Manaaki Moves' Leah Jacobs described her own experience of the system: “They give you a contract. It's almost designed to say 'we can come in whenever we like - we know your door code and that's how it will stay' and at the time I was thinking like, yeah, whatever.

No privacy

"Just I wasn't really thinking of how far they would go and they breached our privacy heaps of times. I mean I was sitting in our room breastfeeding my daughter and I hadn't answered the door because I'm busy and they've opened the door themselves."

Manaaki Moves' Hope Jones says the new collective has made "changes and moves in four weeks loud enough to shake up some people that have the jurisdiction to do all of this stuff".

They say their main drive is to give children in emergency housing a chance at life.
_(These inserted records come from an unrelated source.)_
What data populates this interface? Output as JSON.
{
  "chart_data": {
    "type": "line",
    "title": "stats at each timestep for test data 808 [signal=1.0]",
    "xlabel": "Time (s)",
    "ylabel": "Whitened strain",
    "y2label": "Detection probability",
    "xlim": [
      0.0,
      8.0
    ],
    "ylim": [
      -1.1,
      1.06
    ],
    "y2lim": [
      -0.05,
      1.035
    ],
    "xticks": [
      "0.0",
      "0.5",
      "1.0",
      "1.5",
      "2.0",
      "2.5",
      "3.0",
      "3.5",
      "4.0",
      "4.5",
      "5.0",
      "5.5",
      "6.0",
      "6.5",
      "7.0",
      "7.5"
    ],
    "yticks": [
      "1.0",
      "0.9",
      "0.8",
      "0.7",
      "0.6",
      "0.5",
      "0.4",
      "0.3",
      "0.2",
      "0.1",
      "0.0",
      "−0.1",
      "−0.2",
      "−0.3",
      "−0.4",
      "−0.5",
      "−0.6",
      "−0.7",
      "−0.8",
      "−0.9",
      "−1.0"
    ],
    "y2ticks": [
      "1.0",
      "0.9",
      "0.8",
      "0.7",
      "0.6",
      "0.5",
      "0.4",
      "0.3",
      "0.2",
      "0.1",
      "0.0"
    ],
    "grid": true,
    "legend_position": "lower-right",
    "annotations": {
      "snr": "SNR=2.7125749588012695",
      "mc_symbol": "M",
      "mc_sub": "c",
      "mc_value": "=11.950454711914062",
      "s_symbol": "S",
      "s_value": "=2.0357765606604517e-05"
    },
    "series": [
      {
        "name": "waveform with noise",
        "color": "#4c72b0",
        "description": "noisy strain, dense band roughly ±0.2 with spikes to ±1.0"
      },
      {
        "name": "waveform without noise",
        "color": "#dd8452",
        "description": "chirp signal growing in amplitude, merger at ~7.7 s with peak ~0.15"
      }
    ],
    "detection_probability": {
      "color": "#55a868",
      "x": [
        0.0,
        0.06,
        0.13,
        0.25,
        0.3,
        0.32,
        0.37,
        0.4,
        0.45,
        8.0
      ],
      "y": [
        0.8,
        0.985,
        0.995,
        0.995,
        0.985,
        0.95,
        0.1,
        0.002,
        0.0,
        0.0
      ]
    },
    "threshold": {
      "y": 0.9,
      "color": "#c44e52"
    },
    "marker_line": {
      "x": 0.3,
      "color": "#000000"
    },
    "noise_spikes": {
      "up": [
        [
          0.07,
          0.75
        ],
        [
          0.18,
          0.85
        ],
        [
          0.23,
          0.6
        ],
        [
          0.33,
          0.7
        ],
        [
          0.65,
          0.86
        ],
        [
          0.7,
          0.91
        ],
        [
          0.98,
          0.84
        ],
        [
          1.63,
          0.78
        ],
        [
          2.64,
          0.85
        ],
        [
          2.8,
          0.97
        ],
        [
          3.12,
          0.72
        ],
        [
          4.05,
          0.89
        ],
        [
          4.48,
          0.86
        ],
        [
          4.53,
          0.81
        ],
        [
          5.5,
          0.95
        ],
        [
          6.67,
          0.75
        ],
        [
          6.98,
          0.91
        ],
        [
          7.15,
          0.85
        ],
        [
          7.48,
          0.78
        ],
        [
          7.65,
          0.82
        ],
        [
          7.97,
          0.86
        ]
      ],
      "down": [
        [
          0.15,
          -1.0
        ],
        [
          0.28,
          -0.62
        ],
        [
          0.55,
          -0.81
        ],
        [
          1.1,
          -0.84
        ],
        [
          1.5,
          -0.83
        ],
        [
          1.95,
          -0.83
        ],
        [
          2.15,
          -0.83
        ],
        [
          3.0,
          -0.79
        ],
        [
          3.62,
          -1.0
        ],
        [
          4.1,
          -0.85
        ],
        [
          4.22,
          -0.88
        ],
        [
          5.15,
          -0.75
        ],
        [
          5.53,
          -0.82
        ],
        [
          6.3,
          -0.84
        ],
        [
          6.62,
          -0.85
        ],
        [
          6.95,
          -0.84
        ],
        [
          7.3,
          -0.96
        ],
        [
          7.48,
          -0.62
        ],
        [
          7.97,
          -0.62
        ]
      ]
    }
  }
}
They helped a whānau of four break into an empty Kainga Ora house earlier this week as the three wahine said "the system has failed us" but they also described how that felt.

'A palace'

Jacobs said: “It could go two ways - we could get arrested and charged - or we are going to get you a whare and we feel like we're going to get you a where, so it's up to you. We won't do anything without your say so.  Boom, done that next morning. We get over there and she had her kids there and her partner and as soon as we got those doors open they just ran around the house…. They just felt free. They looked at it like it was a palace.

"We managed to turn all that pain we felt into the mahi that you see today into love, turn it back into love, because that's basically what got me through everything. It was the love I had for my children, the love a mother has for her children, for her whenua, tangata whenua, whare tangata, all those connections.”

Manaaki Movers is in the process of establishing an official social service organisation so more whānau can be helped.